Wednesday: Clothed with Humility

Society was very stratified in the ancient world in which Peter lived. The ruling elite had what today might be called a “commanding presence.” Around them were clustered people of lower rank, and the lowest rank of all belonged to a slave.

The Pharisee and the Publican

Image © The Classic Bible Arts Collection

Humility was the proper attitude of those of lower rank toward those of a higher one. The Greek word for humility carries the meaning of “lowly,” “insignificant,” “weak,” and “poor.” It describes people without status and power in society. In the world outside of Judaism and Christianity, the word humble was associated with those of low status, and to act humbly would not necessarily have been commended as appropriate conduct of free people.

Read 1 Peter 5:5-7. Given the context and time in which they lived, what is so remarkable about what Peter wrote here?

In the Bible, humility is seen in a different light from how it was seen in the times and culture in which Peter lived. Peter quotes Proverbs 3:34 from the Septuagint (the Greek Old Testament), a verse that is also quoted in James 4:6. In the Old Testament, part of God’s work in history is to lay low the high and mighty (Isa. 13:11, Isa. 23:9, Job 40:11).

One’s proper attitude toward God is humility. “Therefore humble yourselves under the mighty hand of God, that He may exalt you in due time” (1 Pet. 5:6, NKJV). Humility, rather than pride, should characterize the Christian’s relationship, not only with God but with each other (1 Pet. 5:5).

Christians, even Christian leaders, are aware that they are sinners saved by God’s grace. In this most important sense, then, we are all equals, and before the Cross we should all be humbled. And this humility must be revealed in our relationship with others, especially those over whom we have charge. Sure, anyone could be humble before God, the Creator of the heavens and the earth. Also, it’s relatively easy to be humble before those who are above us, who have power over us, and who are “higher” in status than we are. The true test comes when we reveal humility toward those who are “under” us, who have no power over us. That’s the kind of humility Peter is talking about here.

What is it about the Cross and what it represents that should always help keep us humble?


Wednesday: Clothed with Humility — 9 Comments

  1. This was a great definition of humility using the display of servants in Peter's day. Thank God this was shared with me; we all need a good reminder of how to honor God correctly.

  2. Those of us who claim to be Christians would do well to think seriously about humility, especially when it comes to understanding salvation. I recently read an article on how un-churched people see us. Over and over, there were comments written by un-churched folk about how arrogant Christians are. Here are some examples:

    1) You think you are the only moral people in the world.

    2) Why have you always got to express your opinion so stridently, yet you refuse to listen to us when we offer our opinion

    3) Christians act as though they are in an exclusive club.

    I could go on, and to be fair the criticism is not true of all Christians. However the article said that the overall impression that many unchurched folk felt about Christians was one of arrogance. "We have the truth. Everyone else is wrong!"
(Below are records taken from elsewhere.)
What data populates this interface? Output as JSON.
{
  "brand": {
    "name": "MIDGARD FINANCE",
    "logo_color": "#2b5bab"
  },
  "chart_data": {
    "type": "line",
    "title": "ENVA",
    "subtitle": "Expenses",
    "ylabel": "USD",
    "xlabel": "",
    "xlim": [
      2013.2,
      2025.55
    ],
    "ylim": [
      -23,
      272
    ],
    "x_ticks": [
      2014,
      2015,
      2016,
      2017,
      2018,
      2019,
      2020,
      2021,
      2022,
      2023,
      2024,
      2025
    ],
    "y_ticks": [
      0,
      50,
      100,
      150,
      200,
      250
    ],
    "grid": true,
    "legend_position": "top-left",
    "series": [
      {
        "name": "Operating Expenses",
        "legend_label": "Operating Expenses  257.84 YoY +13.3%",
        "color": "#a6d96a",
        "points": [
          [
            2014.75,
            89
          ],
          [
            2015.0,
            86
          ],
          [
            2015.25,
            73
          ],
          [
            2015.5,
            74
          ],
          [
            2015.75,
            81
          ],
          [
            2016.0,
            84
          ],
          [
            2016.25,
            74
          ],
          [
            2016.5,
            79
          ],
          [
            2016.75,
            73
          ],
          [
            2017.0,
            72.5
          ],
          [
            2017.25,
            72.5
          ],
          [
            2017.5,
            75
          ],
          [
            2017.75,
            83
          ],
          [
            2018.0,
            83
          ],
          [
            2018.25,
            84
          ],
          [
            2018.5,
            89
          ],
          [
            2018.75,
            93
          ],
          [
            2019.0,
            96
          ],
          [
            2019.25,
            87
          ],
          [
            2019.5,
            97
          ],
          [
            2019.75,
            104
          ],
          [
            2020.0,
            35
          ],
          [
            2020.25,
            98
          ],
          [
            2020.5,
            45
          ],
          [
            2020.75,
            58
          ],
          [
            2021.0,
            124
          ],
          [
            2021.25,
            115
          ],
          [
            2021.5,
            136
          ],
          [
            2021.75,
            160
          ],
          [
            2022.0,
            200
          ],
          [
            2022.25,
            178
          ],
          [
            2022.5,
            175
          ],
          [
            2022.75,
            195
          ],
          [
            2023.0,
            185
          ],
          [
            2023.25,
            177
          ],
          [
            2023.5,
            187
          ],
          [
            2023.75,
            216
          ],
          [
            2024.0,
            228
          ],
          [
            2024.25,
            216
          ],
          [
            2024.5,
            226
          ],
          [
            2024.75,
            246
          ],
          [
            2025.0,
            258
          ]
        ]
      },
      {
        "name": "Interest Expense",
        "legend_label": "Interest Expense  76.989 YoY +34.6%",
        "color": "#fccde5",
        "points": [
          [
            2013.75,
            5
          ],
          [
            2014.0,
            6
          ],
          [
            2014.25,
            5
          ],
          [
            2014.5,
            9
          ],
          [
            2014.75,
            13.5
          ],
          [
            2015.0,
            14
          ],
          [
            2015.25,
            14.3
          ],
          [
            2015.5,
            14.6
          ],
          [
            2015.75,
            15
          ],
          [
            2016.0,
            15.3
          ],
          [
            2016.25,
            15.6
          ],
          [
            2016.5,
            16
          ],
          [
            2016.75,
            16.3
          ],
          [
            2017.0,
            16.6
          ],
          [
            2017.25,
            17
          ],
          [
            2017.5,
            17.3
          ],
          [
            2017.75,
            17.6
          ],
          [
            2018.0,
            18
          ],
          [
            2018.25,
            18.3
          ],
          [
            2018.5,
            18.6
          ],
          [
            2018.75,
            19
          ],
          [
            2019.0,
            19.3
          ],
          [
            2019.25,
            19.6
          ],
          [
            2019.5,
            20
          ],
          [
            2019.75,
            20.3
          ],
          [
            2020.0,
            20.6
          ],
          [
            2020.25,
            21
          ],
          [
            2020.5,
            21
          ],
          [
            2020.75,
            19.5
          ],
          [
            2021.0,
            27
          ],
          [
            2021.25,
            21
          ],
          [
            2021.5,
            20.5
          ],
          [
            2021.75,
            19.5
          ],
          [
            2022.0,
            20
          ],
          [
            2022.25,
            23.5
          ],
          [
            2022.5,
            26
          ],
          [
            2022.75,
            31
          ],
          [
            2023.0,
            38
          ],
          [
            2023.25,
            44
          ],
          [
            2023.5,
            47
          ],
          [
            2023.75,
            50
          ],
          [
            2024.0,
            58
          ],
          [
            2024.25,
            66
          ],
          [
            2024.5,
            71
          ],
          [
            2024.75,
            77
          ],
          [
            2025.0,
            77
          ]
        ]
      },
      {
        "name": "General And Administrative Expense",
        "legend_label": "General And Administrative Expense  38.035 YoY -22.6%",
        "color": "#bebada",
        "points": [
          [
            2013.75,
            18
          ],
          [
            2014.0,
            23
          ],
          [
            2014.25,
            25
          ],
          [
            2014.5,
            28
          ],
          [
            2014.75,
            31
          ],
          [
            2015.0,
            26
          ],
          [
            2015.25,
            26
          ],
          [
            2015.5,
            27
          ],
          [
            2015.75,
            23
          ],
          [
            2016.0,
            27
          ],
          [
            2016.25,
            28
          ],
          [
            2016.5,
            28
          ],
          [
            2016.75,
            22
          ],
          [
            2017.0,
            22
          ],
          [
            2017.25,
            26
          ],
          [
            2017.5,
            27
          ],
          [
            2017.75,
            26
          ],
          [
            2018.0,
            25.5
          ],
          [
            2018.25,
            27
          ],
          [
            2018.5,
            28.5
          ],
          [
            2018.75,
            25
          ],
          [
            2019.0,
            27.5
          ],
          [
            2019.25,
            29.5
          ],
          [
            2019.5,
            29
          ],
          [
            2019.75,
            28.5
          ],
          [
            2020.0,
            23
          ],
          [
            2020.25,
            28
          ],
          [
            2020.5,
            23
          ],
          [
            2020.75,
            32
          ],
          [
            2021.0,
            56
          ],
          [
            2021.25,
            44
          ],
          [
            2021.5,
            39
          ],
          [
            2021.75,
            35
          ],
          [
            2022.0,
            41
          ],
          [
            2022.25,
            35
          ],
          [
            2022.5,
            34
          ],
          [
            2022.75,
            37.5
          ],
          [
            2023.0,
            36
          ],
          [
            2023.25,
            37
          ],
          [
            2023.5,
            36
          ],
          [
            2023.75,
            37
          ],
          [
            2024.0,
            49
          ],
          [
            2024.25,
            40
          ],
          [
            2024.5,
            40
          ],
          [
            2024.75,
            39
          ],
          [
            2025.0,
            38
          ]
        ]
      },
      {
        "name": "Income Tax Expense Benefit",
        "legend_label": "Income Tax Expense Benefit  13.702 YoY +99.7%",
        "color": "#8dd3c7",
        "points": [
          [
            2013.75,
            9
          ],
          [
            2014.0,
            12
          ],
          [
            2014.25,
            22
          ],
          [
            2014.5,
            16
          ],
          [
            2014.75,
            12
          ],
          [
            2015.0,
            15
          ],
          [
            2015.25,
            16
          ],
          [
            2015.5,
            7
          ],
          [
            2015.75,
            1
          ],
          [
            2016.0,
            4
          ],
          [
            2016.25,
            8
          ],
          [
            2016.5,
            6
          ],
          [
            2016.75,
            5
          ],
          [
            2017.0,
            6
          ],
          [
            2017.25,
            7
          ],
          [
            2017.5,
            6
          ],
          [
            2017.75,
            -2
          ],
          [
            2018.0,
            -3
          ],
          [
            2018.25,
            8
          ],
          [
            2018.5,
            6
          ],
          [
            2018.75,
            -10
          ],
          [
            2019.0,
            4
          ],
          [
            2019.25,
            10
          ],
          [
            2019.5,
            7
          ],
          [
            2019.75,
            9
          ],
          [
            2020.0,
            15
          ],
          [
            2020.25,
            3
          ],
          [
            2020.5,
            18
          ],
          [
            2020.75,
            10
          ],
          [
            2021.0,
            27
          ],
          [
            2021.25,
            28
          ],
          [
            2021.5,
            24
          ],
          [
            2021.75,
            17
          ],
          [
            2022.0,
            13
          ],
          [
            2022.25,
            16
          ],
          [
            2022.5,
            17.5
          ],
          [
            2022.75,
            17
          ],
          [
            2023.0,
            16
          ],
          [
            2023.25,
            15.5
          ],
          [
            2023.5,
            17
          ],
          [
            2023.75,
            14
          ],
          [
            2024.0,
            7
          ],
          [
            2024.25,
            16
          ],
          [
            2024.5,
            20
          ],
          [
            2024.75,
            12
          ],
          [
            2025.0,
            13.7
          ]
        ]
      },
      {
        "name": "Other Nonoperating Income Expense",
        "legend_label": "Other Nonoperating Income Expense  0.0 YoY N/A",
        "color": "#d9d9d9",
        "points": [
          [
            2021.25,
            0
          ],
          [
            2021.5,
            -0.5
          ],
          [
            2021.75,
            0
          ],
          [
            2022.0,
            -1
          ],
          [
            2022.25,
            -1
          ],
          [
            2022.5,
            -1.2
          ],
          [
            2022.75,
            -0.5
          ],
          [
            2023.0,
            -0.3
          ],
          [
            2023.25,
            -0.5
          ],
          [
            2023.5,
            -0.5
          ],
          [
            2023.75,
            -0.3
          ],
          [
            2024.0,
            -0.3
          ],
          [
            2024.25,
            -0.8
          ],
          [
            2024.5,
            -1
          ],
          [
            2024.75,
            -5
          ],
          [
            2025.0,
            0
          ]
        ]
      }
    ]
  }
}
    I learned a lesson early on in my teaching career. I started out thinking that being a teacher meant telling the students the things that they needed to learn and they would listen to what I had to say because I had qualifications that meant I knew what I was talking about. It took me just a little too long to learn that that was not what teaching was about. Students did not need to know the answers. They needed to learn how to find the answers.

    Once I discovered that, I changed my teaching tactics completely. Instead of acting like the fount of all knowledge, I started acting like a student - a fellow learner. I learned to make mistakes when problem solving with my class because it was important to detect when we make mistakes and back-track through the problem to find the source of the error. I was modelling the role of a learner - something which my students understood.

    We fulfill the role of spreading the Gospel, not by preaching that we know it all, but by living it, as fellow learners with our un-churched friends. That may just be the humility we need to learn.

    • Thank you so much. I have been waiting to hear this but now my mind and heart go to rest for at least I know am not alone.

  3. I think it all gets back to the most important commandment love your neighbour as you love your self that true humility .

  4. We are humble when we are able to learn from the smallest child. We need to become like the little ones in order to enter the Kingdom of Heaven.

  5. Thanks Maurice for your relating your experience in learning how to be a great teacher - by being humble and taking on the role of a servant student. I bet your classes would have been fun and interesting in the learning role then.
    Your post has been an example to me. I have been a lecture in my past and found it difficult to get out of that role. I know how to change now. Thanks again.
    Godbless today. Mrs A Stolz.

  6. it is a big test indeed, isn't it?, that of--"submitting", in humility before those whom are above us!

  7. looking at the cross, we see the example He layed for us. He brought himself so low that we can be saved regardless of the cost or the pains it would bring.We also should do the same. Many times, people will take us for granted when we humble ourself but God said 'we shall be exalted'.Our focus should be on the cross which is our SALVATION.

  8. I thank God for the humble service of Christ for his love and rescue of our life through his death.